Don’t you know me, Philip, even after I have been among you such a long time?
Separating this from any religious interpretation, consider it as a very human reaction. It is a feeling we have all experienced. Deep inside, we all want to be understood. We want those we love to know who we really are. In our actions, our words, our moments of self-revelation we offer our trust that we will be understood and accepted. Then in an encounter or a question our expectations crumble. Inside there is the painful echo:” I have been with you such a long time and you still don’t know me.” We often forget that Jesus was human like us. He had feelings and he had many occasions to be hurt and disappointed. The thing that is helpful to us is to reflect on how he handled it.

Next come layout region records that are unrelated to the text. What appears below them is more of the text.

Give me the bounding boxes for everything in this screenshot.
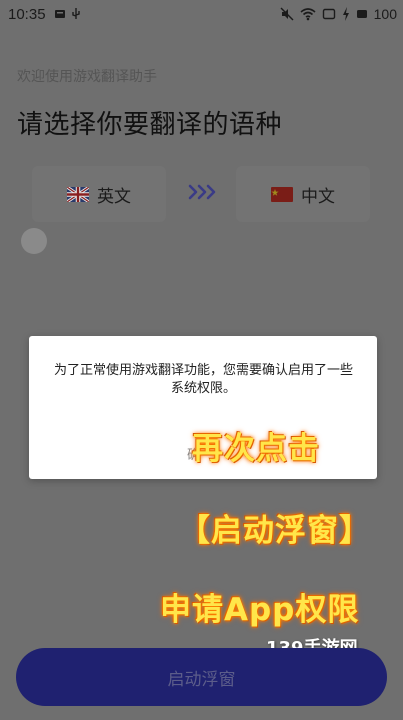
china-flag-icon [271,186,293,202]
wifi-icon [300,8,316,21]
start-float-window-button[interactable]: 启动浮窗 [16,648,387,706]
usb-icon [72,8,80,19]
target-language-selector[interactable]: 中文 [236,166,370,222]
uk-flag-icon [67,186,89,202]
status-time: 10:35 [8,6,46,23]
toggle-switch[interactable] [21,228,47,254]
status-bar: 10:35 100 [0,0,403,30]
notification-icon [55,10,65,18]
annotation-start-float: 【启动浮窗】 [179,513,371,549]
annotation-click-again: 再次点击 [192,431,320,467]
screen-icon [322,8,335,20]
battery-icon [356,10,367,18]
welcome-subtitle: 欢迎使用游戏翻译助手 [17,69,157,85]
charging-icon [342,7,349,21]
annotation-request-permission: 申请App权限 [160,592,360,628]
mute-icon [280,7,294,21]
dialog-message: 为了正常使用游戏翻译功能，您需要确认启用了一些系统权限。 [53,363,353,396]
battery-level: 100 [373,6,397,22]
status-icons: 100 [280,6,397,22]
page-title: 请选择你要翻译的语种 [17,110,283,140]
triple-chevron-right-icon[interactable] [186,180,220,204]
source-language-label: 英文 [97,186,131,207]
source-language-selector[interactable]: 英文 [32,166,166,222]
target-language-label: 中文 [301,186,335,207]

“Lord, I believe; help my unbelief!”
Have you had this experience? Separate what is significant from what is human weakness or lack of perception.
Jesus said to him, “Have I been with you for so long a time
and you still do not know me, Philip?
Whoever has seen me has seen the Father.
How can you say, ‘Show us the Father’?
Do you not believe that I am in the Father and the Father is in me?
The words that I speak to you I do not speak on my own.
John 14: 1-12
One of the most beautiful qualities of true friendship is to understand and to be understood.
Lucius Annaeus Seneca
In human intercourse the tragedy begins, not when there is misunderstanding about words, but when silence is not understood.
Henry David Thoreau
Everyone at some point in their lives feels excluded and misunderstood.
People understand me so poorly that they don’t even understand my complaint about them not understanding me.
Any fool can know. The point is to understand.
Everything that irritates us about others can lead us to an understanding of ourselves.